Global APOLLO trial now underway at Lankenau Medical Center with the Intrepid™ TMVR system for patients with severe mitral regurgitation
Main Line Health’s Lankenau Heart Institute is the first in the Philadelphia region to treat a patient in the APOLLO trial—the pivotal trial designed to evaluate the Intrepid™ TMVR system in patients with severe, symptomatic mitral valve regurgitation. As the first-ever pivotal trial for a non-surgical transcatheter mitral valve replacement therapy, the study will evaluate the safety and efficacy of the Intrepid TMVR system in up to 1,200 patients globally.
The first patient treated at Lankenau Heart Institute was implanted by Scott Goldman, MD, director, Structural Heart Program, Lankenau Heart Institute; William Gray, MD, system chief of the division of cardiovascular disease and president of Lankenau Heart Institute; and Sandra Abramson, MD, director, cardiovascular imaging, Lankenau Medical Center.
“We are thrilled to be participating in the APOLLO trial, and hope that this study will prove to be beneficial for patients suffering with severe mitral valve regurgitation,” says Dr. Goldman, who also serves as principal investigator of the trial. “As a leader of cardiac care in the region, Lankenau Heart Institute is honored to be selected as one of only 60 sites worldwide to participate in the trial, further fulfilling our commitment to provide the Philadelphia region with the most advanced heart therapies available.”
Mitral regurgitation occurs when the mitral valve fails to close adequately and allows blood to leak backward each time the heart beats. If left untreated, mitral regurgitation can lead to heart failure or death. The definitive treatment is open heart surgery and valve repair or replacement, but since many of these patients are older and have other medical illnesses, the risk of such surgery can be significant.

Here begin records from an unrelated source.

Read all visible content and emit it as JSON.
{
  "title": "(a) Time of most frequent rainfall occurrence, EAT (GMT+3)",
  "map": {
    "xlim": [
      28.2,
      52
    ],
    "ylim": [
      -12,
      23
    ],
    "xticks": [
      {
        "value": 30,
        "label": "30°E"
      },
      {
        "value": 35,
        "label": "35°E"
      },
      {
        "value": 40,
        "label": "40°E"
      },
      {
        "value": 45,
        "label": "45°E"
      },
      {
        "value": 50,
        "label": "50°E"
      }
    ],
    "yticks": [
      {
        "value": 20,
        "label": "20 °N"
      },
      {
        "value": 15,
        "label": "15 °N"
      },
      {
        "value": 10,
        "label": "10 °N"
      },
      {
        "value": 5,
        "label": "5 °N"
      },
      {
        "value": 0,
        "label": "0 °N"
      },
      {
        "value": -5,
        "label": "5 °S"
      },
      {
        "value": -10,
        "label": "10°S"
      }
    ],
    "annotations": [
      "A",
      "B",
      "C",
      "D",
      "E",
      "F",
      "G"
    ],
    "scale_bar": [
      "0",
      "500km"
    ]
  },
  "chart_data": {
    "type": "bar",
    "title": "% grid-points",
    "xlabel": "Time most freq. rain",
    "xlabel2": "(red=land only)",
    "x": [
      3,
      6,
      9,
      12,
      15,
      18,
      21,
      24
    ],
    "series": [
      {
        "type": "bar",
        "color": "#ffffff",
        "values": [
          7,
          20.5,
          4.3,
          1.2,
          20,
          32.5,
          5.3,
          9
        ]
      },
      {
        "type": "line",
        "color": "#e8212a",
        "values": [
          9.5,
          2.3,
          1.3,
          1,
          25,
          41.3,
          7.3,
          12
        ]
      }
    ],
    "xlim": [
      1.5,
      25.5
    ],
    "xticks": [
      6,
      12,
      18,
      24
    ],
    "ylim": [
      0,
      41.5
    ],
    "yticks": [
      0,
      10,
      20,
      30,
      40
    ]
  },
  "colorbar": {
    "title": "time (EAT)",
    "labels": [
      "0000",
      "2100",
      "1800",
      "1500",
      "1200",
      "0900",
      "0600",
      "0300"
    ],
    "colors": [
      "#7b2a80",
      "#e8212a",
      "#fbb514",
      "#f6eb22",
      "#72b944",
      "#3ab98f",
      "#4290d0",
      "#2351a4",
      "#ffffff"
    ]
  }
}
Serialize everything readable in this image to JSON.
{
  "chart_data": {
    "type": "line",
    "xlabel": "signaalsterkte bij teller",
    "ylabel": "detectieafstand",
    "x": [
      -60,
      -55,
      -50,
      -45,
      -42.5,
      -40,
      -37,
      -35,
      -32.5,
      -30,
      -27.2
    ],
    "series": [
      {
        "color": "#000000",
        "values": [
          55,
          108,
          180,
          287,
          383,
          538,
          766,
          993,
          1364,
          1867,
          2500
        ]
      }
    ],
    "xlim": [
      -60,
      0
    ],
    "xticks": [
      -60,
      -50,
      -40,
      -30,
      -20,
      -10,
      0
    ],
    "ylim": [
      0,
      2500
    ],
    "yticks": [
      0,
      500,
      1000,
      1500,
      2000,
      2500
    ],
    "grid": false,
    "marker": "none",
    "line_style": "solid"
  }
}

The Intrepid TMVR system allows treatment without an open-heart procedure. The valve is a self-expanding replacement tissue heart valve that enables a catheter-based implantation. The Intrepid valve is compressed inside a hollow delivery catheter and is inserted between the ribs to enter the heart. The new replacement valve is expanded directly into the malfunctioning mitral valve without the need for additional sutures, tethers, or anchors.
“It’s exciting to have the prospect of new technology to arm physicians with when treating mitral valve regurgitation,” says Dr. Gray, who also serves as co-investigator of the trial. “Advances in cardiac treatment such as this will help us to expand the scope of what we can do using interventional approaches for patients with cardiovascular diseases.”
The APOLLO trial design consists of two groups and will be conducted at up to 60 sites to evaluate these two distinct patient populations. The primary endpoint of the trial is a composite endpoint rate of all-cause mortality, all-stroke, reoperation (or reintervention) and cardiovascular hospitalization at one year with secondary endpoints that measure quality of life and valve performance in patients with severe symptomatic mitral regurgitation.
The Intrepid TMVR system is available for investigational use only and it is not approved for use outside of clinical research studies. Other structural heart team physicians included in the trial: Paul Coady, MD; Eric Gnall, DO; Kate Hawthorne, MD; and Roberto Rodriguez, MD.